War and Peace in the Nuclear Age; Interview with Valentin Berezhkov, 1986 [1]
Description:
Valentin Berezhkov was Joseph Stalin's interpreter at conferences with Roosevelt and Churchill during World War II. In this first interview he begins with a lengthy description of the issues surrounding the Hitler-Stalin pact, including Soviet reactions when the Germans broke the agreement. He claims that the pact was essentially forced on the Kremlin by the West's hostile policies. He assesses the Grand Alliance and sketches Stalin's attitudes toward each of the allies, principally Roosevelt and Churchill.

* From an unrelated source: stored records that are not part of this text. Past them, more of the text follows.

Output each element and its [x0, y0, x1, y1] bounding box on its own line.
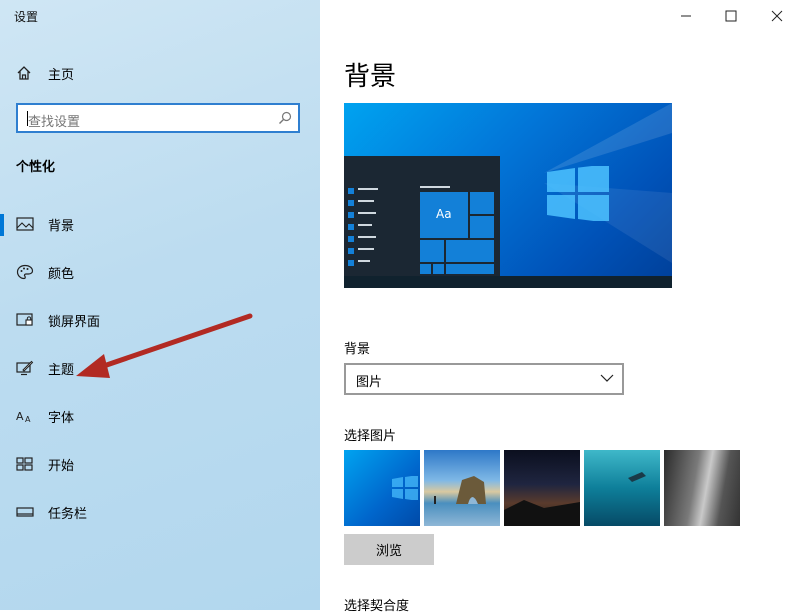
chevron-down-icon: [600, 374, 614, 382]
background-type-label: 背景: [344, 342, 371, 357]
sidebar-item-label: 背景: [48, 219, 75, 234]
palette-icon: [16, 264, 34, 280]
choose-fit-label: 选择契合度: [344, 599, 410, 614]
watermark-brand: Baidu: [615, 550, 712, 585]
page-title: 背景: [344, 62, 397, 92]
taskbar-icon: [16, 507, 34, 517]
sidebar-item-label: 颜色: [48, 267, 75, 282]
search-placeholder[interactable]: 查找设置: [28, 111, 80, 130]
rock-arch: [434, 476, 486, 504]
search-box[interactable]: 查找设置: [16, 103, 300, 133]
swimmer: [628, 472, 646, 482]
sidebar-item-fonts[interactable]: A A 字体: [0, 398, 320, 434]
main-pane: 背景 Aa 背景 图片 选择图片 浏览 选择契合度: [320, 0, 800, 614]
sidebar-item-label: 开始: [48, 459, 75, 474]
windows-logo-thumb: [392, 476, 418, 500]
section-title: 个性化: [16, 160, 56, 175]
picture-thumbnail-windows[interactable]: [344, 450, 420, 526]
windows-logo: [547, 166, 609, 221]
sidebar: 设置 主页 查找设置 个性化 背景 颜色 锁屏界面 主题 A A 字体 开始 任…: [0, 0, 320, 610]
background-preview: Aa: [344, 103, 672, 288]
picture-thumbnail-rock[interactable]: [664, 450, 740, 526]
selected-indicator: [0, 214, 4, 236]
select-value: 图片: [356, 375, 383, 390]
background-type-select[interactable]: 图片: [344, 363, 624, 395]
preview-tile-text: Aa: [436, 207, 452, 221]
choose-picture-label: 选择图片: [344, 429, 397, 444]
minimize-icon[interactable]: [676, 6, 696, 26]
sidebar-item-start[interactable]: 开始: [0, 446, 320, 482]
preview-taskbar: [344, 276, 672, 288]
annotation-arrow: [76, 313, 253, 378]
sidebar-item-colors[interactable]: 颜色: [0, 254, 320, 290]
browse-button[interactable]: 浏览: [344, 534, 434, 565]
start-icon: [16, 457, 33, 471]
watermark-brand-cn: 经验: [715, 554, 768, 584]
sidebar-item-taskbar[interactable]: 任务栏: [0, 494, 320, 530]
svg-text:A: A: [25, 415, 31, 424]
font-icon: A A: [16, 410, 31, 424]
sidebar-item-label: 任务栏: [48, 507, 88, 522]
watermark-url: jingyan.baidu.com: [615, 583, 726, 597]
home-label: 主页: [48, 67, 75, 83]
close-icon[interactable]: [767, 6, 787, 26]
maximize-icon[interactable]: [721, 6, 741, 26]
lock-screen-icon: [16, 313, 33, 326]
watermark: Baidu 经验 jingyan.baidu.com: [615, 548, 767, 597]
start-menu-preview: [344, 156, 500, 276]
svg-text:A: A: [16, 410, 24, 423]
home-nav-item[interactable]: 主页: [16, 62, 74, 84]
theme-icon: [16, 360, 34, 376]
picture-thumbnail-underwater[interactable]: [584, 450, 660, 526]
home-icon: [17, 66, 31, 80]
window-title: 设置: [14, 10, 39, 24]
tent-glow: [504, 500, 580, 526]
search-icon[interactable]: [278, 111, 292, 125]
app-list-lines: [348, 188, 378, 266]
sidebar-item-background[interactable]: 背景: [0, 206, 320, 242]
sidebar-item-label: 字体: [48, 411, 75, 426]
picture-thumbnail-night-sky[interactable]: [504, 450, 580, 526]
picture-thumbnail-beach[interactable]: [424, 450, 500, 526]
picture-icon: [16, 217, 34, 231]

In recounting the Potsdam Conference he asserts that Stalin understood immediately the import of Truman's revelation of a nuclear test, and took it as an effort at blackmail linked to revisiting the question of Poland's borders, and beyond that to a more confrontational attitude toward the USSR. He notes as a sign of American and British untrustworthiness their decision not to share information with Moscow about the bomb earlier. He then discusses the post-war European order and Soviet understanding of the Truman Doctrine and Marshall Plan, both of which Mr. Berezhkov believes were directed against the USSR and were signs of Truman's more combative stance toward Moscow. He closes by stating that Stalin viewed the underlying objective of the bombing of Japan as being mainly "to make an impression" on the rest of the world.